A heart-stopping yearlong moment passed, one where everything might have stopped and fallen dead around me, but then he leaned over, let his trumpet case fall, and pressed his lips against mine. I drank him in for a few seconds before he pulled away. He looked stunned. “Was that okay?” he said.
I responded by pulling him back down to me, my hands traveling over the sculpted muscles of his back.
His trumpet was never the same. I went back to the side of the road the next afternoon to see what I could salvage and found it dented, dinged, tarnished, as if it had aged a hundred years in a day.

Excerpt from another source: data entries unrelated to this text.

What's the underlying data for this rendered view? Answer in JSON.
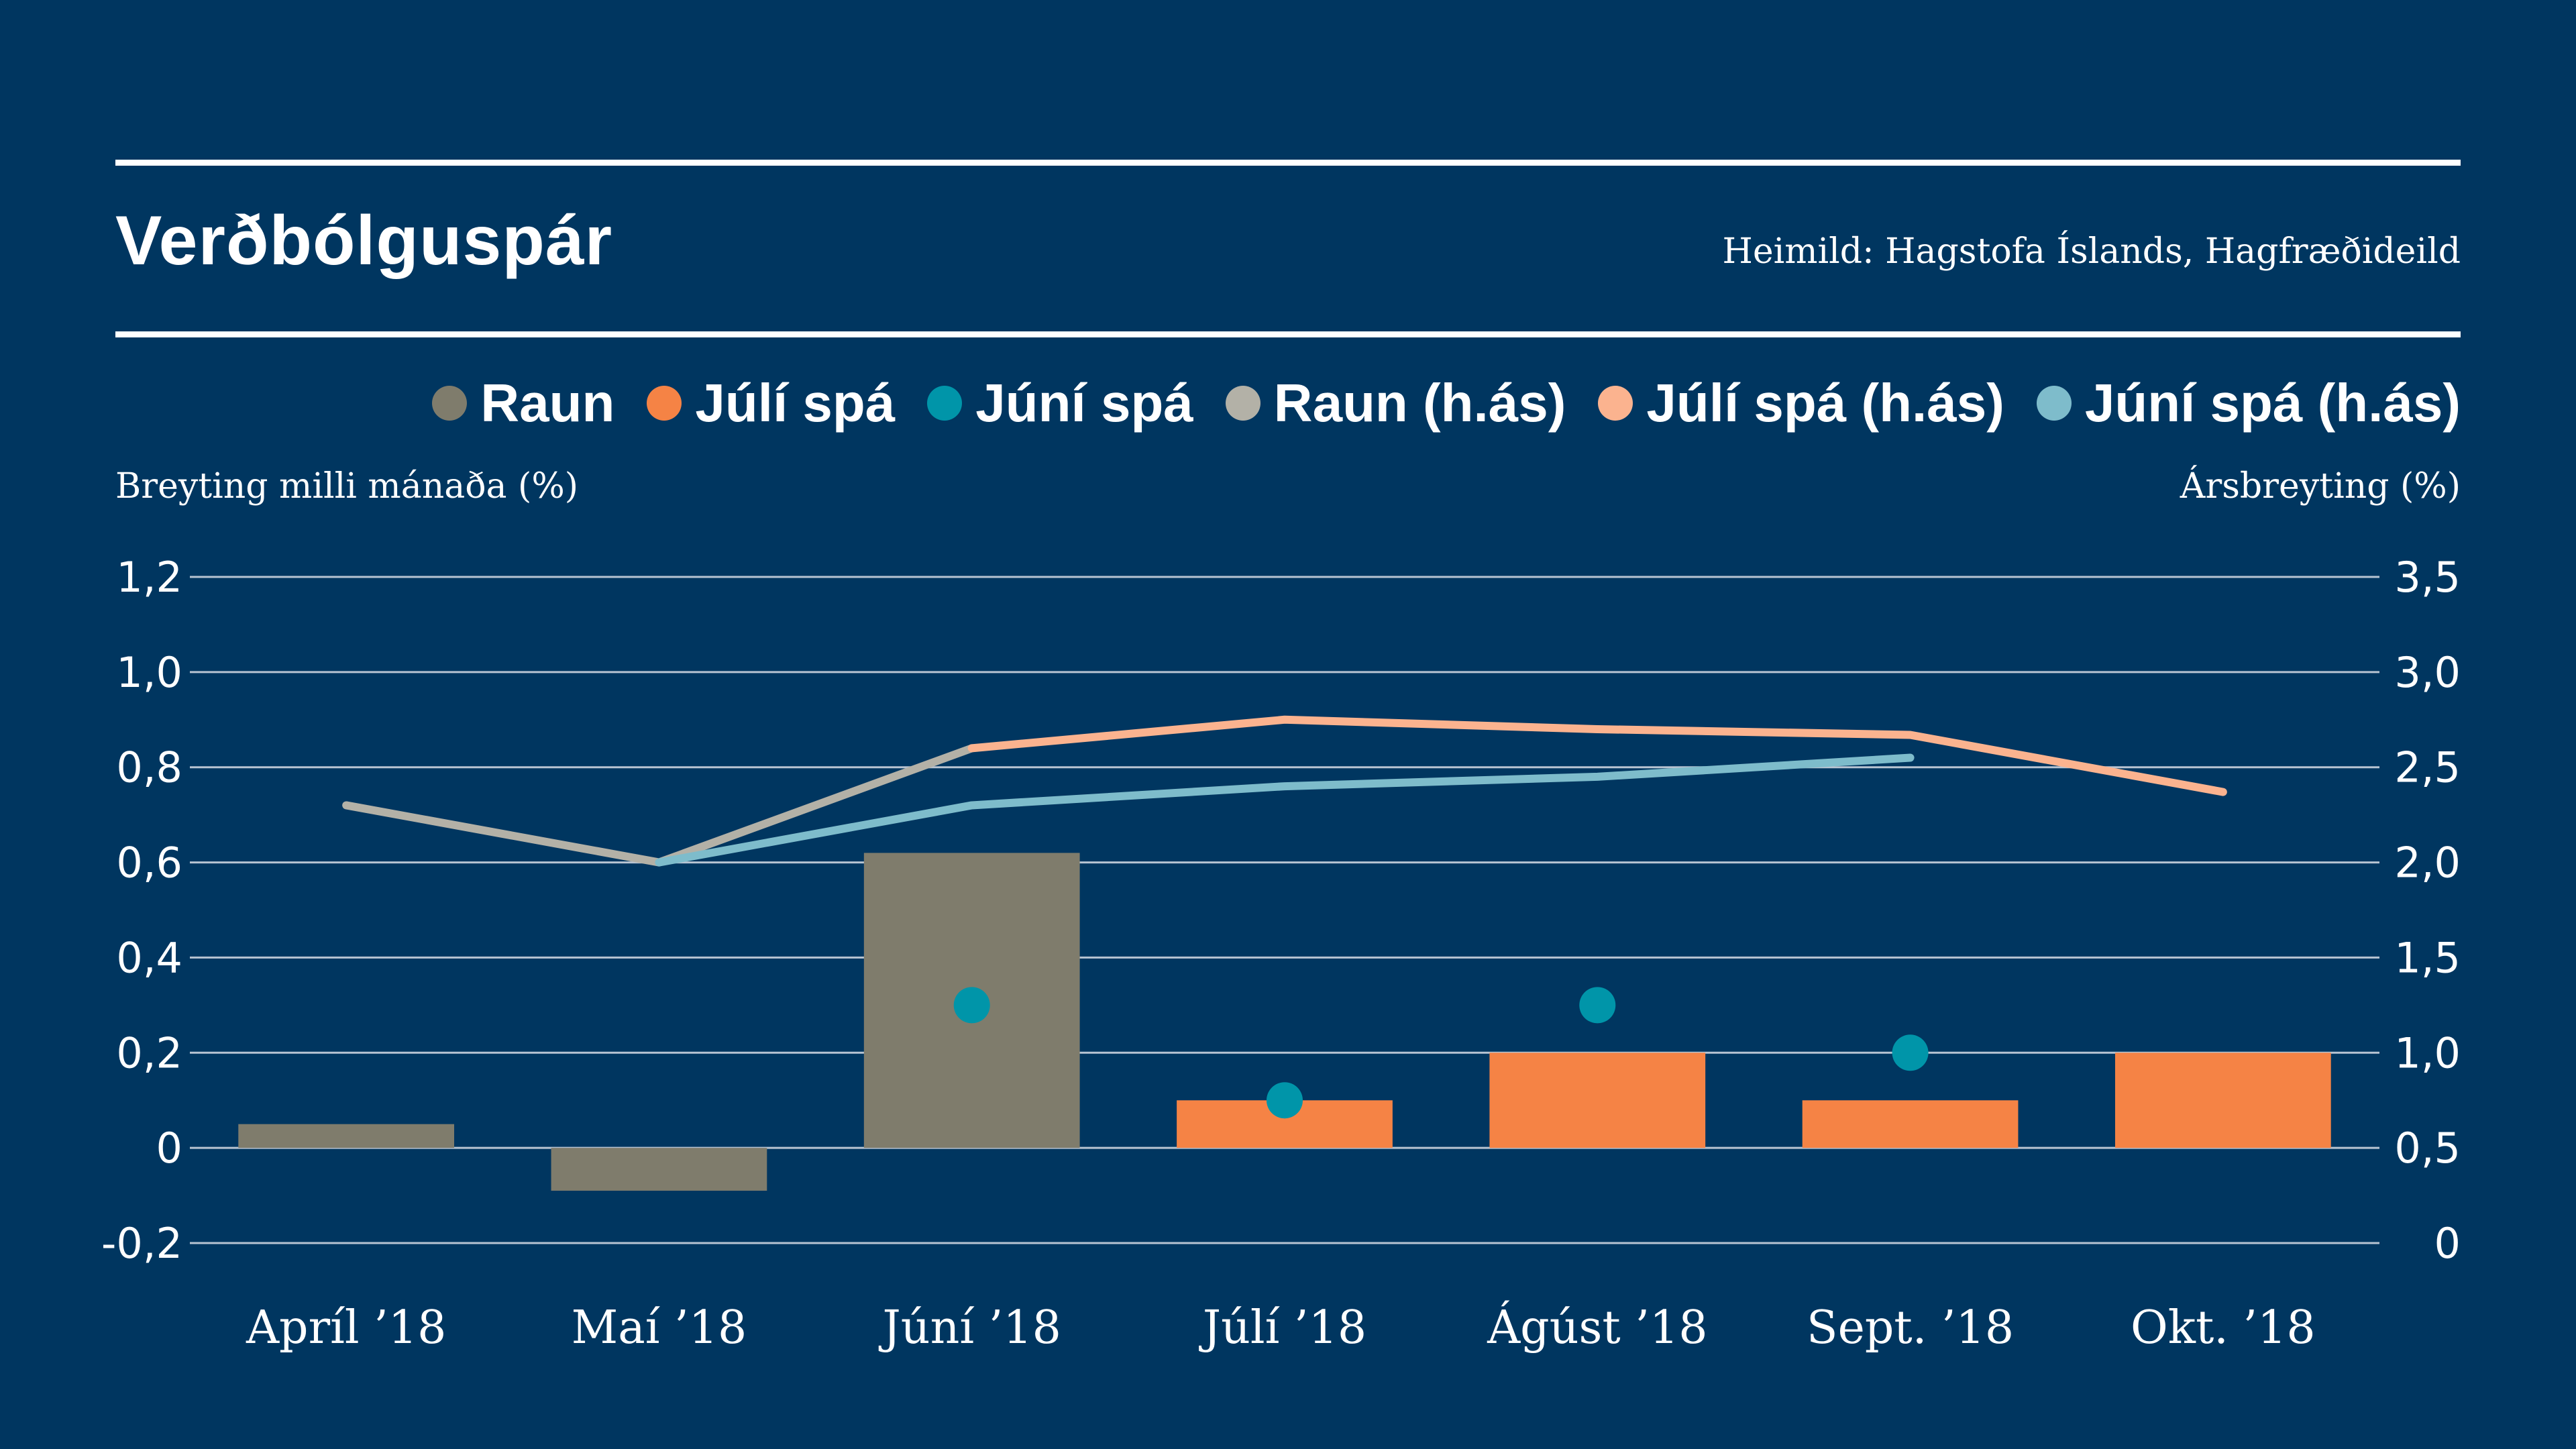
{
  "header": {
    "title": "Verðbólguspár",
    "source": "Heimild: Hagstofa Íslands, Hagfræðideild"
  },
  "legend": [
    {
      "label": "Raun",
      "color": "#7f7c6c"
    },
    {
      "label": "Júlí spá",
      "color": "#f58345"
    },
    {
      "label": "Júní spá",
      "color": "#0095a9"
    },
    {
      "label": "Raun (h.ás)",
      "color": "#b3b1a7"
    },
    {
      "label": "Júlí spá (h.ás)",
      "color": "#fbb38f"
    },
    {
      "label": "Júní spá (h.ás)",
      "color": "#7ebccb"
    }
  ],
  "axes": {
    "left_title": "Breyting milli mánaða (%)",
    "right_title": "Ársbreyting (%)",
    "left_ticks": [
      {
        "value": 1.2,
        "label": "1,2"
      },
      {
        "value": 1.0,
        "label": "1,0"
      },
      {
        "value": 0.8,
        "label": "0,8"
      },
      {
        "value": 0.6,
        "label": "0,6"
      },
      {
        "value": 0.4,
        "label": "0,4"
      },
      {
        "value": 0.2,
        "label": "0,2"
      },
      {
        "value": 0,
        "label": "0"
      },
      {
        "value": -0.2,
        "label": "-0,2"
      }
    ],
    "right_ticks": [
      {
        "value": 3.5,
        "label": "3,5"
      },
      {
        "value": 3.0,
        "label": "3,0"
      },
      {
        "value": 2.5,
        "label": "2,5"
      },
      {
        "value": 2.0,
        "label": "2,0"
      },
      {
        "value": 1.5,
        "label": "1,5"
      },
      {
        "value": 1.0,
        "label": "1,0"
      },
      {
        "value": 0.5,
        "label": "0,5"
      },
      {
        "value": 0,
        "label": "0"
      }
    ]
  },
  "chart_data": {
    "type": "bar",
    "title": "Verðbólguspár",
    "categories": [
      "Apríl ’18",
      "Maí ’18",
      "Júní ’18",
      "Júlí ’18",
      "Ágúst ’18",
      "Sept. ’18",
      "Okt. ’18"
    ],
    "ylim_left": [
      -0.2,
      1.2
    ],
    "ylim_right": [
      0,
      3.5
    ],
    "grid": true,
    "legend_position": "top-right",
    "series": [
      {
        "name": "Raun",
        "kind": "bar",
        "axis": "left",
        "color": "#7f7c6c",
        "values": [
          0.05,
          -0.09,
          0.62,
          null,
          null,
          null,
          null
        ]
      },
      {
        "name": "Júlí spá",
        "kind": "bar",
        "axis": "left",
        "color": "#f58345",
        "values": [
          null,
          null,
          null,
          0.1,
          0.2,
          0.1,
          0.2
        ]
      },
      {
        "name": "Júní spá",
        "kind": "dot",
        "axis": "left",
        "color": "#0095a9",
        "values": [
          null,
          null,
          0.3,
          0.1,
          0.3,
          0.2,
          null
        ]
      },
      {
        "name": "Raun (h.ás)",
        "kind": "line",
        "axis": "right",
        "color": "#b3b1a7",
        "values": [
          2.3,
          2.0,
          2.6,
          null,
          null,
          null,
          null
        ]
      },
      {
        "name": "Júlí spá (h.ás)",
        "kind": "line",
        "axis": "right",
        "color": "#fbb38f",
        "values": [
          null,
          null,
          2.6,
          2.75,
          2.7,
          2.67,
          2.37
        ]
      },
      {
        "name": "Júní spá (h.ás)",
        "kind": "line",
        "axis": "right",
        "color": "#7ebccb",
        "values": [
          null,
          2.0,
          2.3,
          2.4,
          2.45,
          2.55,
          null
        ]
      }
    ]
  }
}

We moved slowly. It was necessary, of course, to keep it hidden from our family and friends and society as a whole; as much as I wanted to kiss him in public, to press up against him in the food court or against my locker at school like the other kids, I knew nobody would accept it. I didn’t understand why it wasn’t okay. We were two people who cared about each other. Why should anyone concern themselves over the blood in our veins? It wasn’t like we were making them take part. This was America. Land of the free.
By the next school year, though, people were growing suspicious. Liv included. She’d broken up with her boyfriend. On the prowl for a new one, she’d set her sights on Ryan and, by extension, on me. “You’ve never had a boyfriend, have you, Julia?” she asked, her eyes narrowing into slits. “But you’re so pretty. Are you a lesbian or something? Because if you are, that’s totally cool, you know. Even if you have seen me in the changing rooms at Forever 21. Just tell me.”